Audio Sampling

Knowing how audio is recorded and delivered through a microphone will greatly help you use Listen and implement audio-related features. Here we describe the basic concept of audio sampling and how to use it.

Basic Concept

The microphone collects sounds in analog signals in very short cycles. For example, the microphone can collect sound 1,000 times per second (every 0.001 second), or 10,000 times per second (every 0.0001 second). The process of collecting sound from the microphone is called audio sampling and the individual sound values are called audio samples. The number of times the sound is collected per second is called sampling rate.

For example, if you collect 1,000 audio samples per second, the sampling rate is 1,000 Hz or 1 KHz. In addition, how many bits a single audio sample has is called sample depth or bit depth. Android devices typically represent and store one audio sample in 16 bits (= 2 bytes). In other words, if you record for one second at a 1,000 Hz sampling rate with a 16 bit sample depth on one microphone, the capacity of this recorded sound data can be calculated as follows:

1 mic * 16 bit * 1 sec * 1,000 samples/sec
= 1 mic * 2 byte * 1 sec * 1,000 samples/sec
= 2,000 bytes = 2 KB

Since the sampling rate is how many audio samples there are in 1 second, if the other conditions are the same, the higher the sampling rate, the better the sound quality. Likewise, the higher the sampling rate, even if you record the sound for the same time, the higher the storage space. Typically, 8 KHz sampling rate is widely used for landline phones, and 44.1 KHz or 48 KHz sampling rate is widely used for music files such as WAV and MP3 files. This means that landline phones have a second of sound with 8,000 audio samples, and music files have a second of sound with 44,100 or 48,000 audio samples. Considering the difference in sound quality between landline phones and audio files, you can see the effect of this difference in sampling rates on sound quality.
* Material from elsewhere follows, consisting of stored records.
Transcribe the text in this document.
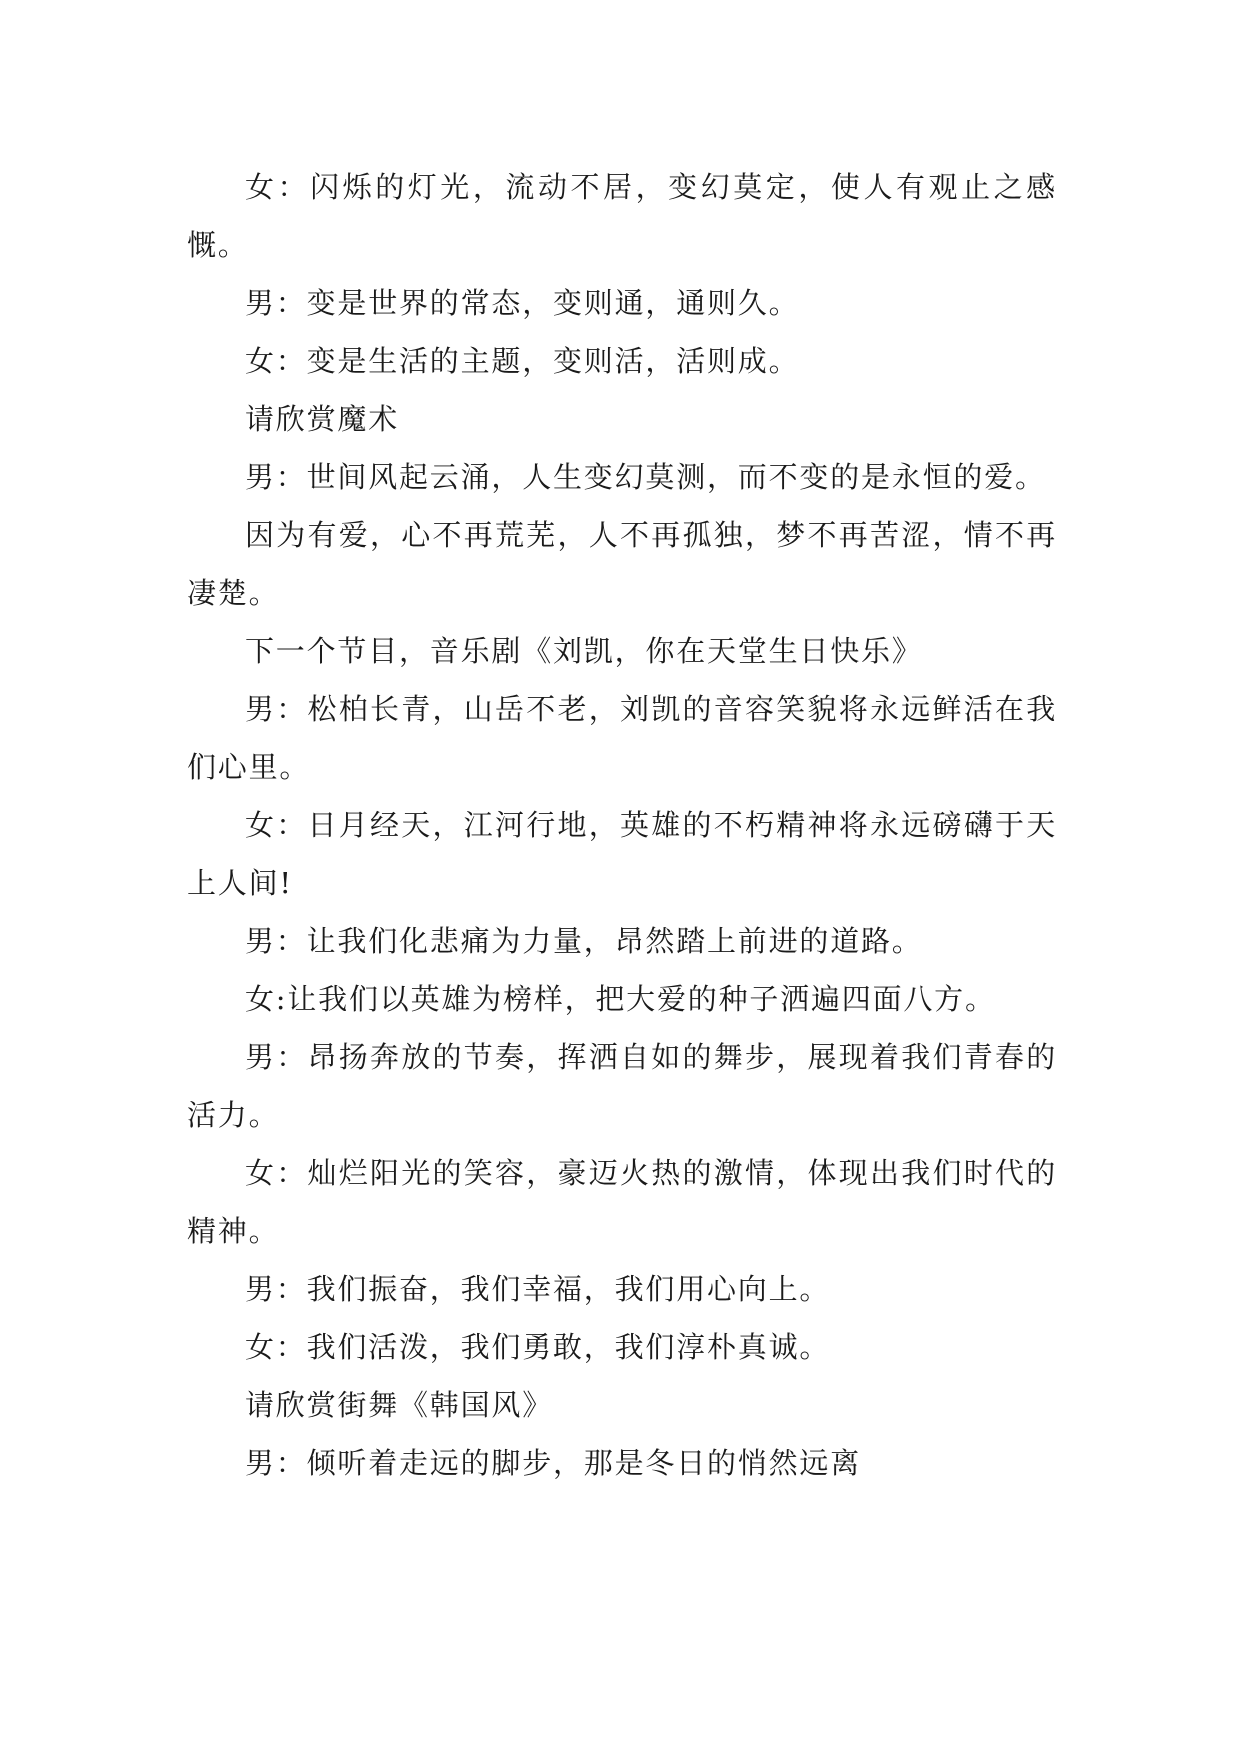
女：闪烁的灯光，流动不居，变幻莫定，使人有观止之感慨。

男：变是世界的常态，变则通，通则久。

女：变是生活的主题，变则活，活则成。

请欣赏魔术

男：世间风起云涌，人生变幻莫测，而不变的是永恒的爱。

因为有爱，心不再荒芜，人不再孤独，梦不再苦涩，情不再凄楚。

下一个节目，音乐剧《刘凯，你在天堂生日快乐》

男：松柏长青，山岳不老，刘凯的音容笑貌将永远鲜活在我们心里。

女：日月经天，江河行地，英雄的不朽精神将永远磅礴于天上人间!

男：让我们化悲痛为力量，昂然踏上前进的道路。

女:让我们以英雄为榜样，把大爱的种子洒遍四面八方。

男：昂扬奔放的节奏，挥洒自如的舞步，展现着我们青春的活力。

女：灿烂阳光的笑容，豪迈火热的激情，体现出我们时代的精神。

男：我们振奋，我们幸福，我们用心向上。

女：我们活泼，我们勇敢，我们淳朴真诚。

请欣赏街舞《韩国风》

男：倾听着走远的脚步，那是冬日的悄然远离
Knowing how to collect sound from a microphone like this is a great help in implementing sound handling capabilities. Below, we will explain how this concept can be leveraged to implement features more efficiently.
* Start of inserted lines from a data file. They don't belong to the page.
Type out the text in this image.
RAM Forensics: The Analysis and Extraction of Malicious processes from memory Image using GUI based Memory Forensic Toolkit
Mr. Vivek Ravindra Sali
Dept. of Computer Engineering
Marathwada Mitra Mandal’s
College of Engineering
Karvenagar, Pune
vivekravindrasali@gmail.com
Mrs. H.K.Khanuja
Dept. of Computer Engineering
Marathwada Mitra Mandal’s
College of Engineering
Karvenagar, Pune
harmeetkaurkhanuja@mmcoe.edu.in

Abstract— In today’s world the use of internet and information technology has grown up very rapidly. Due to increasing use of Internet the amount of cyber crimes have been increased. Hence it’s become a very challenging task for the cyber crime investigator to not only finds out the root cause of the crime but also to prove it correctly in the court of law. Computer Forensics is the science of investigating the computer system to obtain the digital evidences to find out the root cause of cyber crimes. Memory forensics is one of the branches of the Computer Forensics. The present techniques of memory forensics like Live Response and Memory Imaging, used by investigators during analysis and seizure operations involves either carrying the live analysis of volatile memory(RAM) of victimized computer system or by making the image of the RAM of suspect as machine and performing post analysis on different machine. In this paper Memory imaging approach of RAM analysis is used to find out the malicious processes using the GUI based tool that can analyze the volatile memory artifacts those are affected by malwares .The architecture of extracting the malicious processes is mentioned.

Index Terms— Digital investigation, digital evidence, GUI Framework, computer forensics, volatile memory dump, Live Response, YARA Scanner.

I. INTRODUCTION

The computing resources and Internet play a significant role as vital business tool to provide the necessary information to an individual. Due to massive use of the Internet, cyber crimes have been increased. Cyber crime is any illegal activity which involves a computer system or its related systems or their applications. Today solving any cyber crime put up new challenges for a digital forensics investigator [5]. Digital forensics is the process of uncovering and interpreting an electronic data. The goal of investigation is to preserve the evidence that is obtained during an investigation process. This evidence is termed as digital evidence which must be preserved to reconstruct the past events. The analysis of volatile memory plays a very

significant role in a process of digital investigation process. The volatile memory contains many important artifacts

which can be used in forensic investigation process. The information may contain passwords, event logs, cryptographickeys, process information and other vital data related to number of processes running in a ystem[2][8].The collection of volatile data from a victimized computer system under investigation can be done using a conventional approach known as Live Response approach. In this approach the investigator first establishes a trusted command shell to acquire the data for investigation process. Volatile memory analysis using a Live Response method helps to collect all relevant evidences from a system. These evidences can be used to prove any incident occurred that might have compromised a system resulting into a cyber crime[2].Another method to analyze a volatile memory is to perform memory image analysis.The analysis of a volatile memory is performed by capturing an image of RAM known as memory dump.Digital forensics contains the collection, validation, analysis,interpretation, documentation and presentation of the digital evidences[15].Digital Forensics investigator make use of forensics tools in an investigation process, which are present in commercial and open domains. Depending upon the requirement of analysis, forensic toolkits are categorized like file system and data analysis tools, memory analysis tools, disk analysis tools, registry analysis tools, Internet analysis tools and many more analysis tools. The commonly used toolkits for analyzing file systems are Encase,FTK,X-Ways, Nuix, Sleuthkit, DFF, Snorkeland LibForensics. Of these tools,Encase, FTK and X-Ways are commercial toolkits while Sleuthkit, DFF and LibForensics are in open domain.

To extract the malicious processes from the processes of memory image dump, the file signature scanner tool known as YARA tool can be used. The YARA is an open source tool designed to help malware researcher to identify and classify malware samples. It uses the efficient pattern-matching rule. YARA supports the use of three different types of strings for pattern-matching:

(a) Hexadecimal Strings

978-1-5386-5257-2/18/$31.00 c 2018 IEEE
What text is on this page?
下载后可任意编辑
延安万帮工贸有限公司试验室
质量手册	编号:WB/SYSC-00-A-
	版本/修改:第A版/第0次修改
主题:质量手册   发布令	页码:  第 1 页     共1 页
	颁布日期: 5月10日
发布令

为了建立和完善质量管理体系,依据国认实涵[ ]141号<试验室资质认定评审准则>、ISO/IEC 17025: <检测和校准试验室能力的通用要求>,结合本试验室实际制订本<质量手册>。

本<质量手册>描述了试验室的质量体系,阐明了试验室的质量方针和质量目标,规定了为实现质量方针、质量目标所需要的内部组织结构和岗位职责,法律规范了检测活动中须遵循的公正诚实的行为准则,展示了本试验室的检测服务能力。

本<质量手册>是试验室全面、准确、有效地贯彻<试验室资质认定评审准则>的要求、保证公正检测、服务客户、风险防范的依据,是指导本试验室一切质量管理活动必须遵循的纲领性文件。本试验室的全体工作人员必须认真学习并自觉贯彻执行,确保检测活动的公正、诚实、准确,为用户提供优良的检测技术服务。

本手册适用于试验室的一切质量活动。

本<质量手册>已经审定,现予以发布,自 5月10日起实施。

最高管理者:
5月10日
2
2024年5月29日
Recording and Minimum Buffer Size

On Android, recording works by using a buffer to read a certain number of audio samples collected through the microphone.

For example, theoretically, you can read one audio sample at a time, or you can read multiple audio samples in batches. If we record at a 16,000 Hz sampling rate and read 1,600 audio samples at a time, we can process 1,600 new audio samples every 0.1 second. If you implement this, it is as follows:

// DeeplyRecorder
val recorder = DeeplyRecorder(sampleRate = 16000, bufferSize = 1600)
lifecycleOwner.launch {
    recorder.start().collect { audioSamples ->
        runSomething() // called every 0.1 second, buffer contains 1,600 samples
    }
}

// AudioRecord
val SAMPLE_RATE = 16000
val BUFFER_SIZE = 1600

val buffer = ByteArray(BUFFER_SIZE)
val record = AudioRecord(MediaRecorder.AudioSource.MIC, SAMPLE_RATE, AudioFormat.CHANNEL_IN_MONO, AudioFormat.ENCODING_PCM_16BIT, buffer.size)
record.startRecording()
while (true) {
    val read = record.read(buffer, 0, buffer.size)
    runSomething() // called every 0.1 second, buffer contains 1,600 samples
}

This will cause the runSomething() function above to be invoked every time 1,600 new audio samples are gathered in the buffer, i.e. every 0.1 second.

Then wouldn’t it always be best to bring a minimal audio sample? If you run a task to update the UI in the runSomething() function, as shown in the example above, using the 1600 buffer size for the 16,000 Hz sampling rate can cause the UI to change every 0.1 second. But using a buffer size of 10 can cause the UI to change every 0.001 seconds. If you set the sampling rate to 1,000,000 Hz and set the buffer size to 1, you can create a function that responds really fast to sounds!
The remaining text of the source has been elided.